Ellie Carrington is a 14-year-old whose parents die. She is forced to abandon her beloved home in New Zealand for a new life in Derbyshire with her paternal uncle Len who is harsh and unloving. Ellie hates her new home and resents being asked to ride the show ponies in her uncle’s stables.
Ellie’s only friend is her 16-year-old cousin Joe. The pair play truant to attend a horse fair where Ellie encounters a horse with which she strikes up an immediate bond. Much to her uncle’s irritation she buys the horse but it is to be prepared for sale within six weeks. Ellie, of course, has no intention whatever of letting the horse go. She calls him Spirit and finds that he has a surprising ability: he can transmit pictures from his mind to hers to which she can respond.
In books in which horses play a central role, the human characters are often stereotypically depicted – the good people love horses, the bad ones exploit and abuse them. However, in this book the relationships between the human protagonists take centre stage and the horse serves to emphasise and define those relationships rather than to dominate them.

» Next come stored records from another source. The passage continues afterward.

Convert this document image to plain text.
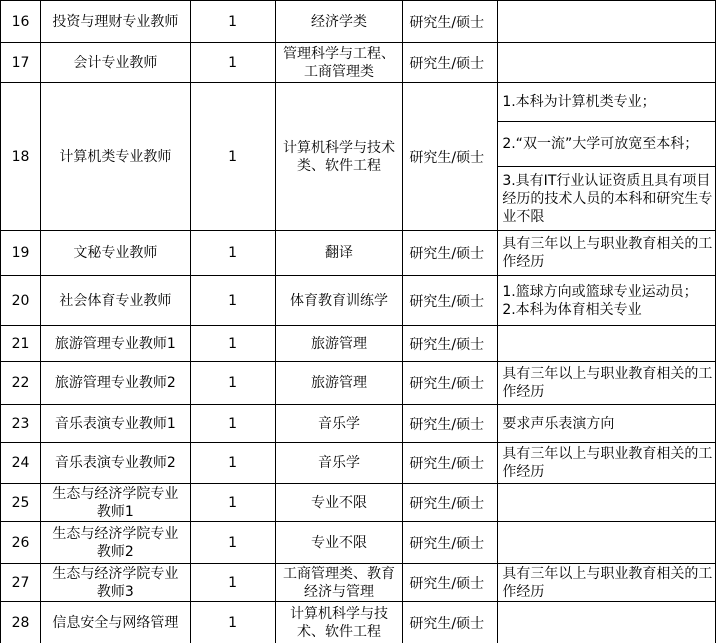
16	投资与理财专业教师	1	经济学类	研究生/硕士	
17	会计专业教师	1	管理科学与工程、工商管理类	研究生/硕士	
18	计算机类专业教师	1	计算机科学与技术类、软件工程	研究生/硕士	1.本科为计算机类专业；
2.“双一流”大学可放宽至本科；
3.具有IT行业认证资质且具有项目经历的技术人员的本科和研究生专业不限

19	文秘专业教师	1	翻译	研究生/硕士	具有三年以上与职业教育相关的工作经历
20	社会体育专业教师	1	体育教育训练学	研究生/硕士	1.篮球方向或篮球专业运动员；
2.本科为体育相关专业
21	旅游管理专业教师1	1	旅游管理	研究生/硕士	
22	旅游管理专业教师2	1	旅游管理	研究生/硕士	具有三年以上与职业教育相关的工作经历
23	音乐表演专业教师1	1	音乐学	研究生/硕士	要求声乐表演方向
24	音乐表演专业教师2	1	音乐学	研究生/硕士	具有三年以上与职业教育相关的工作经历
25	生态与经济学院专业教师1	1	专业不限	研究生/硕士	
26	生态与经济学院专业教师2	1	专业不限	研究生/硕士	
27	生态与经济学院专业教师3	1	工商管理类、教育经济与管理	研究生/硕士	具有三年以上与职业教育相关的工作经历
28	信息安全与网络管理	1	计算机科学与技术、软件工程	研究生/硕士	
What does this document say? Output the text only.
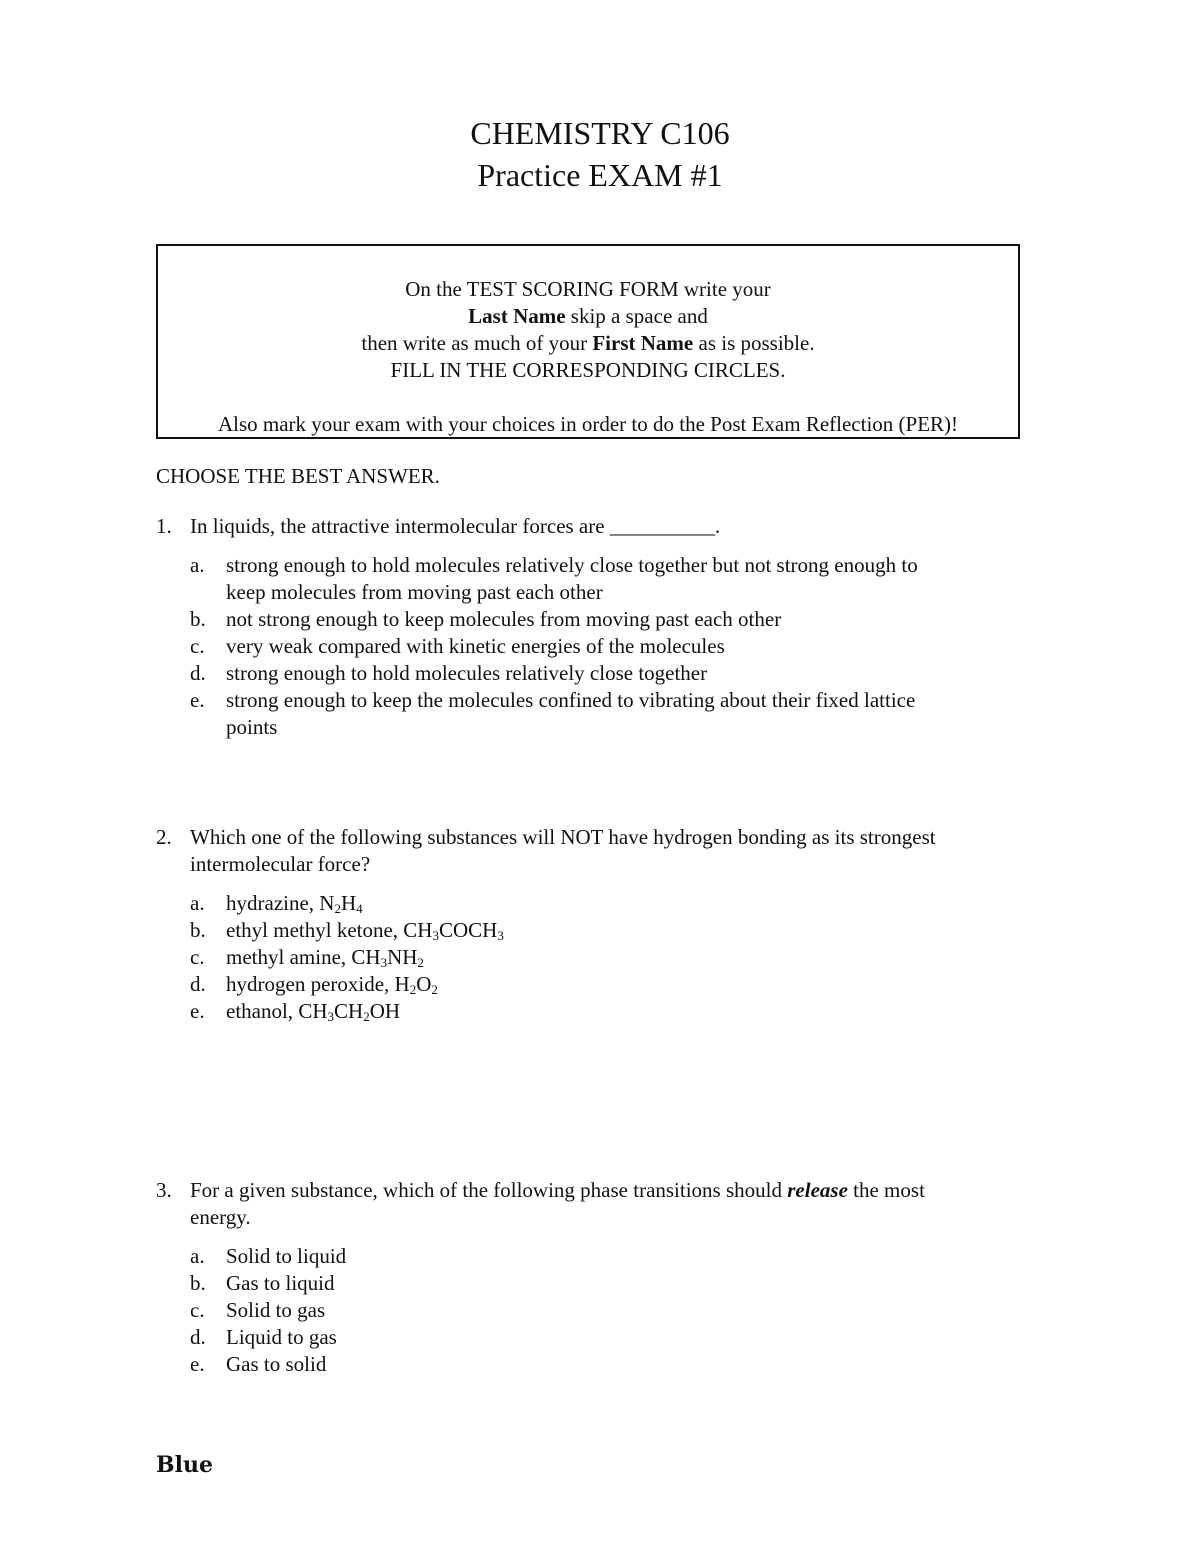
CHEMISTRY C106
Practice EXAM #1
On the TEST SCORING FORM write your
Last Name skip a space and
then write as much of your First Name as is possible.
FILL IN THE CORRESPONDING CIRCLES.
Also mark your exam with your choices in order to do the Post Exam Reflection (PER)!
CHOOSE THE BEST ANSWER.
1. In liquids, the attractive intermolecular forces are __________.
a. strong enough to hold molecules relatively close together but not strong enough to
keep molecules from moving past each other
b. not strong enough to keep molecules from moving past each other
c. very weak compared with kinetic energies of the molecules
d. strong enough to hold molecules relatively close together
e. strong enough to keep the molecules confined to vibrating about their fixed lattice
points
2. Which one of the following substances will NOT have hydrogen bonding as its strongest
intermolecular force?
a. hydrazine, $N_2H_4$
b. ethyl methyl ketone, $CH_3COCH_3$
c. methyl amine, $CH_3NH_2$
d. hydrogen peroxide, $H_2O_2$
e. ethanol, $CH_3CH_2OH$
3. For a given substance, which of the following phase transitions should release the most
energy.
a. Solid to liquid
b. Gas to liquid
c. Solid to gas
d. Liquid to gas
e. Gas to solid
Blue
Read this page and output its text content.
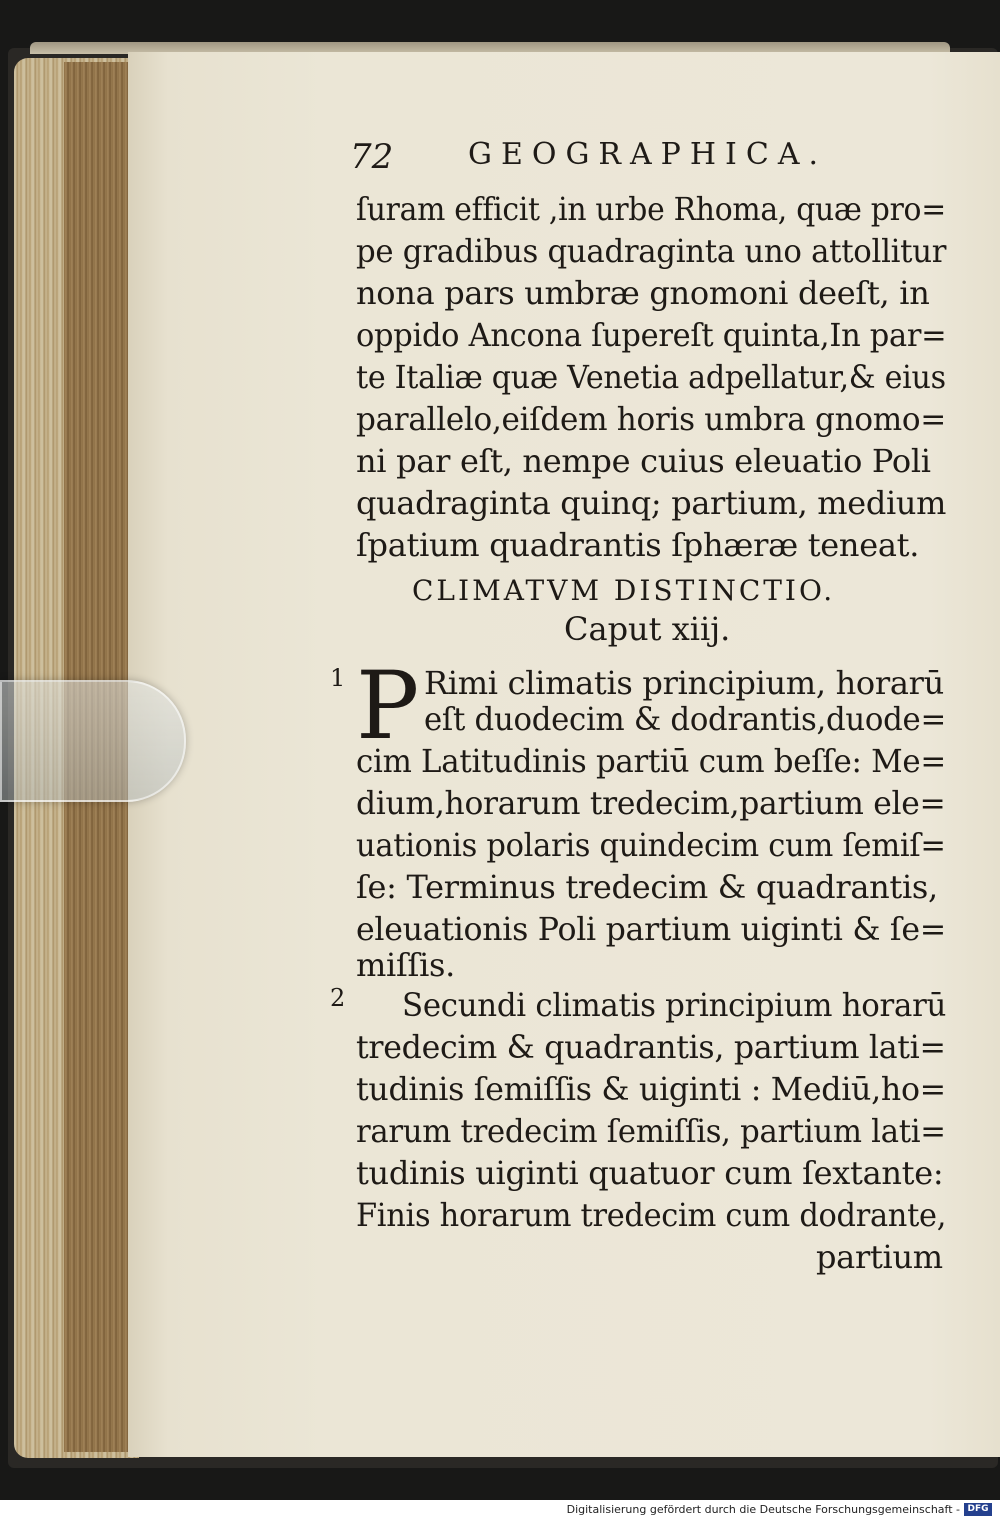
72 GEOGRAPHICA.
ſuram efficit ,in urbe Rhoma, quæ pro=
pe gradibus quadraginta uno attollitur
nona pars umbræ gnomoni deeſt, in
oppido Ancona ſupereſt quinta,In par=
te Italiæ quæ Venetia adpellatur,& eius
parallelo,eiſdem horis umbra gnomo=
ni par eſt, nempe cuius eleuatio Poli
quadraginta quinq; partium, medium
ſpatium quadrantis ſphæræ teneat.
CLIMATVM DISTINCTIO.
Caput xiij.
P Rimi climatis principium, horarū
eſt duodecim & dodrantis,duode=
cim Latitudinis partiū cum beſſe: Me=
dium,horarum tredecim,partium ele=
uationis polaris quindecim cum ſemiſ=
ſe: Terminus tredecim & quadrantis,
eleuationis Poli partium uiginti & ſe=
miſſis.
Secundi climatis principium horarū
tredecim & quadrantis, partium lati=
tudinis ſemiſſis & uiginti : Mediū,ho=
rarum tredecim ſemiſſis, partium lati=
tudinis uiginti quatuor cum ſextante:
Finis horarum tredecim cum dodrante,
partium
1
2
Digitalisierung gefördert durch die Deutsche Forschungsgemeinschaft - DFG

The telepathic exchanges between horse and human are a compelling device but the transfer of images between human and horse just happens, without any attempt at explanation. Against a realistic narrative background, the phenomenon jars. However this book works because the emotional bond between horse and human is powerfully and convincingly rendered. Traditionally horse and pony stories have been aimed at girls and this new title will do little to close the gender gap. I can’t imagine many boys being attracted by a book with such a touching equine portrait on its cover.